Have you ever had one of those days where you wish you can rewind to the very beginning and start over? Today was R-O-U-G-H. I was crying on and off ALL day. I mean ALL day. From my ride to work through when I went to bed at night. One may ask, "well what happened?" Nobody died, nobody was rushed to the hospital and my marriage is bliss, we're still employed and have shelter over our heads.
See, I don't cry as much and as easily as I used to when I was much younger. My mom talked some sense into me in 7th grade that helped me develop some tough skin. So unless I was going through something very heavy, I barely sobbed. Some tears may come out here and there but for the most part you wouldn't catch me crying. But when I'm PMSing -- well I'd have my moments briefly on my commute to/from work. I'd usually regain composure by the time I made my destination.
But today was different. It was relentless. I would start crying every 30-60 minutes. And at my desk at work I'd quickly wipe my eyes. I don't know if anybody noticed, but nobody stopped to ask me if I was okay. And to be honest, I'm glad no one did because that would have started another round of waterworks on the spot! I was a hot mess - so unlike myself. I'm usually very positive and I mostly lean on the side of rationalization when it comes to processing my circumstances. I'm optimistic and always try to be grateful even when things aren't going perfectly according to my standards.

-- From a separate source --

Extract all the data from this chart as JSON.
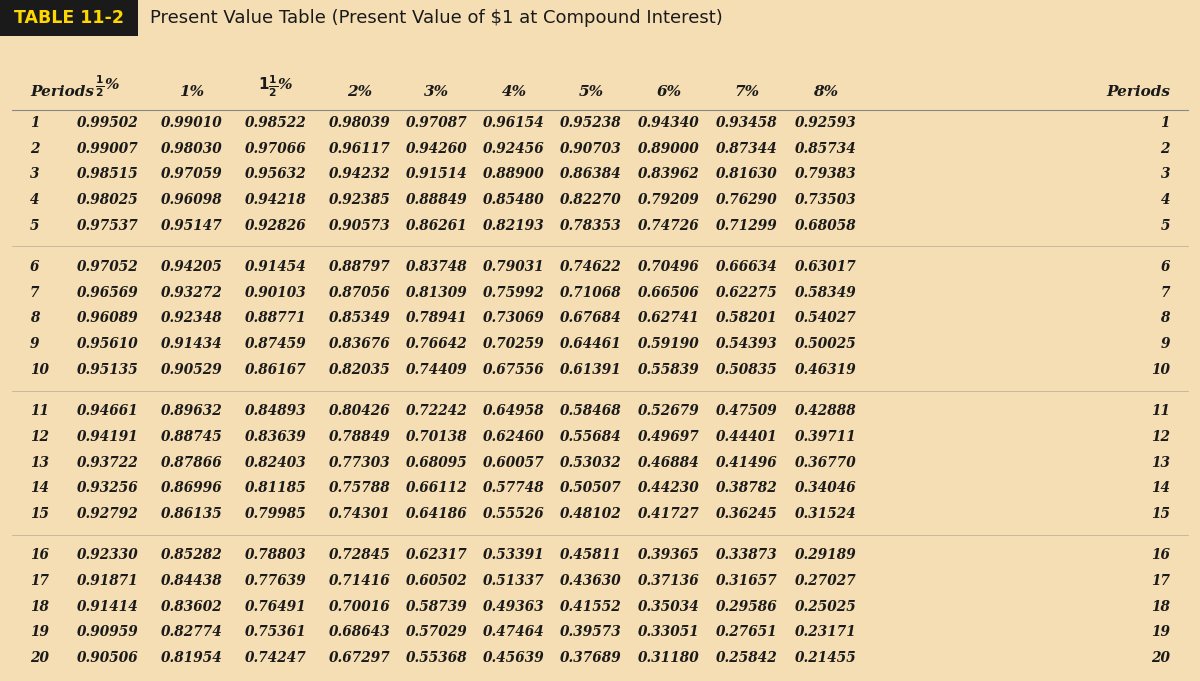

I asked myself what the heck was wrong today? Why could I not stop crying?! When I'm PMSing, my problems go from molehills to mountains and it's more challenging to walk in faith and trust in God.
Not PMSing: "Oh I see this medical bill, I'll just pay it when I can."
PMSing: "I can't ever seem to make enough to get rid of these stupid bills!! One step forward, five steps back! I don't know what to do!!"
However I noticed the timing of events. Just this past Saturday I did a soft release of this website/blog. I asked my sisters and husband to check it out and give me some feedback on my progress so far. So today, when I could not get it together, I felt like I was doing a horrible job of practicing what I preached. Who am I to try to encourage women when I can't hold it together myself?! I had to realize that this was just a spiritual attack. More than my regular PMS occurrences.
I just had to thug this day out because the emotions were indeed strong and weren't going away easily. But I leaned on God as hard as I could and slept it off remembering that I was called and this was further proof that I was going to make a positive impact for the Kingdom of God.